Q. How does a man show that he is planning for the future?
A. He buys two cases of beer.
Q. What is the difference between men and government bonds?
A. The bonds mature.
Q. Why are blonde jokes so short?
A. So men can remember them.
Q. How many men does it take to change a roll of toilet paper?
A. We don't know; it has never happened.
Q. Why is it difficult to find men who are sensitive, caring and good-looking?
A. They already have boyfriends.
Q. Why are married women heavier than single women?
A. Single women come home, see what's in the fridge and go to bed.
Married women come home, see what's in bed and go to the fridge.
Q. What is the one thing that all men at singles bars have in common?
A. They're married.
1. Man says to God: "God, why did you make woman so beautiful?"
God says: "So you would love her."
"But God," the man says, "why did you make her so dumb?"
God says: "So she would love you."
2. How do you know when a woman is about to say something smart?
When she starts her sentence with "A man once told me..." .
3. I married Miss Right.
I just didn't know her first name was Always.
4. I haven't spoken to my wife for 18 months:
I don't like to interrupt her.
5. What do you call a woman who has lost 95% of her intelligence?
Divorced.
6. Marriage is a 3 ring circus:
Engagement Ring, Wedding Ring, and Suffering.
7. Our last fight was my fault: My wife asked me, "What's on the TV?"
I said, "Dust."
8. In the beginning, God created the earth and rested.

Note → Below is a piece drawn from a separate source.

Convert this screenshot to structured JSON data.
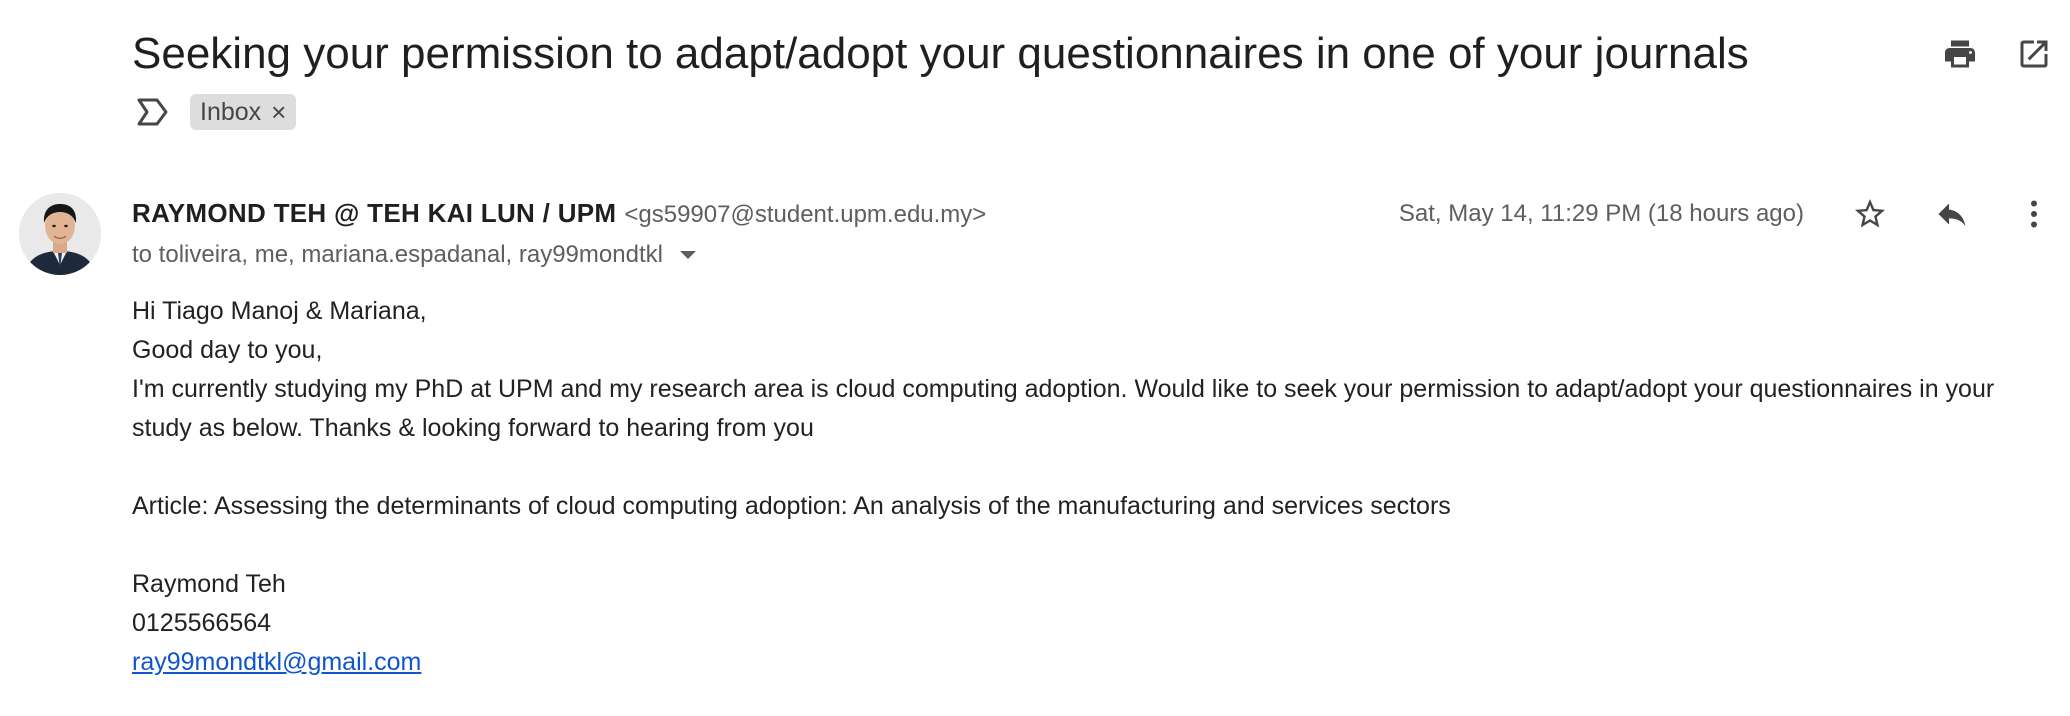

Then God created Woman. Since then, neither God nor Man has rested.
9. Why do men die before their wives?
They want to.
10. A beggar walked up to a well-dressed woman shopping on Rodeo Drive and said to her,"I haven't eaten anything in four days."
She looked at him and said. "God, I wish I had your will power."
11. Young Son: "Is it true, Dad, I heard that in some parts of Africa
a man doesn't know his wife until he marries her?"
Dad: That happens in every country, son.
12. A man inserted an advertisement in the classified: "Wife Wanted."
The next day he received a hundred letters.
They all said the same thing: "You can have mine."
13. The most effective way to remember your wife's birthday is to forget it once.
14. Women will never be equal to men until they can walk down the street with a bald head and a beer gut, and still think they are beautiful.